Protocol of the Session on October 10, 2008

Das machen Sie. - Bitte schön.

Frau Hunger, ich hätte eine konkretisierende kurze Nachfrage. Wenn ich Sie richtig verstanden habe, ist DIE LINKE gegen die Errichtung eines Steinkohlekraftwerks in der Altmark.

Ja. Ich halte es dort für völlig unangebracht.

Dann kommt noch eine Frage von Herrn Gürth. Wollen Sie die beantworten?

Ist die LINKE neben der Autobahn in der Altmark auch gegen Kohlekraftwerke? Ist das jetzt mit Bestandteil Ihres Programms?

Ja, das habe ich gerade gesagt. Ich halte es an dieser Stelle für völlig überflüssig.

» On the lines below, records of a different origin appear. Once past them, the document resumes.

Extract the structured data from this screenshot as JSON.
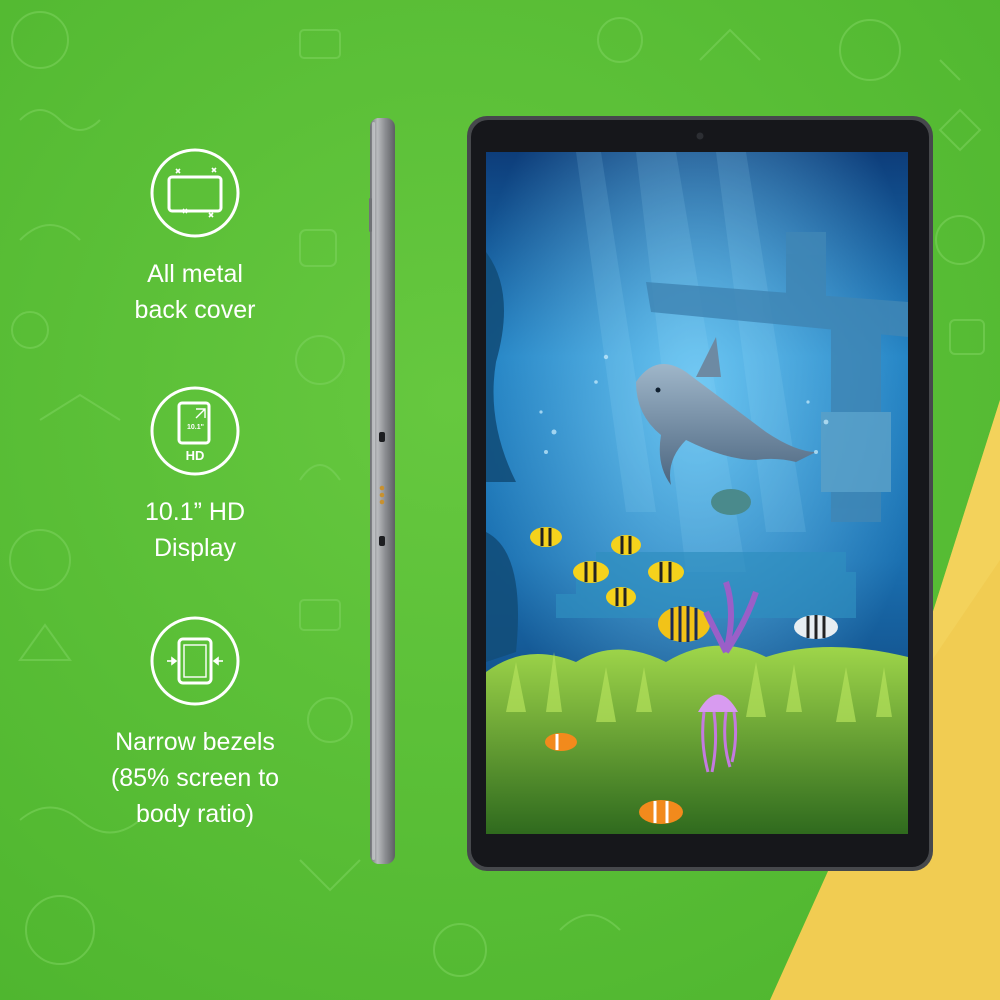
{
  "colors": {
    "background_green": "#5cc23a",
    "accent_yellow": "#f1cc52",
    "tablet_frame": "#46484c",
    "tablet_bezel": "#16171b",
    "side_metal": "#8d8f93",
    "icon_white": "#ffffff"
  },
  "features": [
    {
      "icon": "metal-back-cover-icon",
      "label_line1": "All metal",
      "label_line2": "back cover"
    },
    {
      "icon": "hd-display-icon",
      "icon_text_size": "10.1\"",
      "icon_text_hd": "HD",
      "label_line1": "10.1” HD",
      "label_line2": "Display"
    },
    {
      "icon": "narrow-bezel-icon",
      "label_line1": "Narrow bezels",
      "label_line2": "(85% screen to",
      "label_line3": "body ratio)"
    }
  ],
  "product": {
    "side_view": "tablet-side-profile",
    "front_view": "tablet-front",
    "screen_wallpaper": "underwater-scene-with-dolphin-and-fish"
  }
}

Die Altmark ist prädestiniert für regionale Lösungen.

Sie wollen keine Kohle mehr und Atomstrom sowieso nicht. - Also gibt es Strom, wenn es Wind gibt?

Herr Gürth, Sie wissen genauso gut wie ich, dass wir mit den erneuerbaren Energien in der Altmark weit mehr Arbeitsplätze schaffen als mit einem solchen Kohlekraftwerk.

(Beifall bei der LINKEN - Ach! bei der CDU und bei der FDP)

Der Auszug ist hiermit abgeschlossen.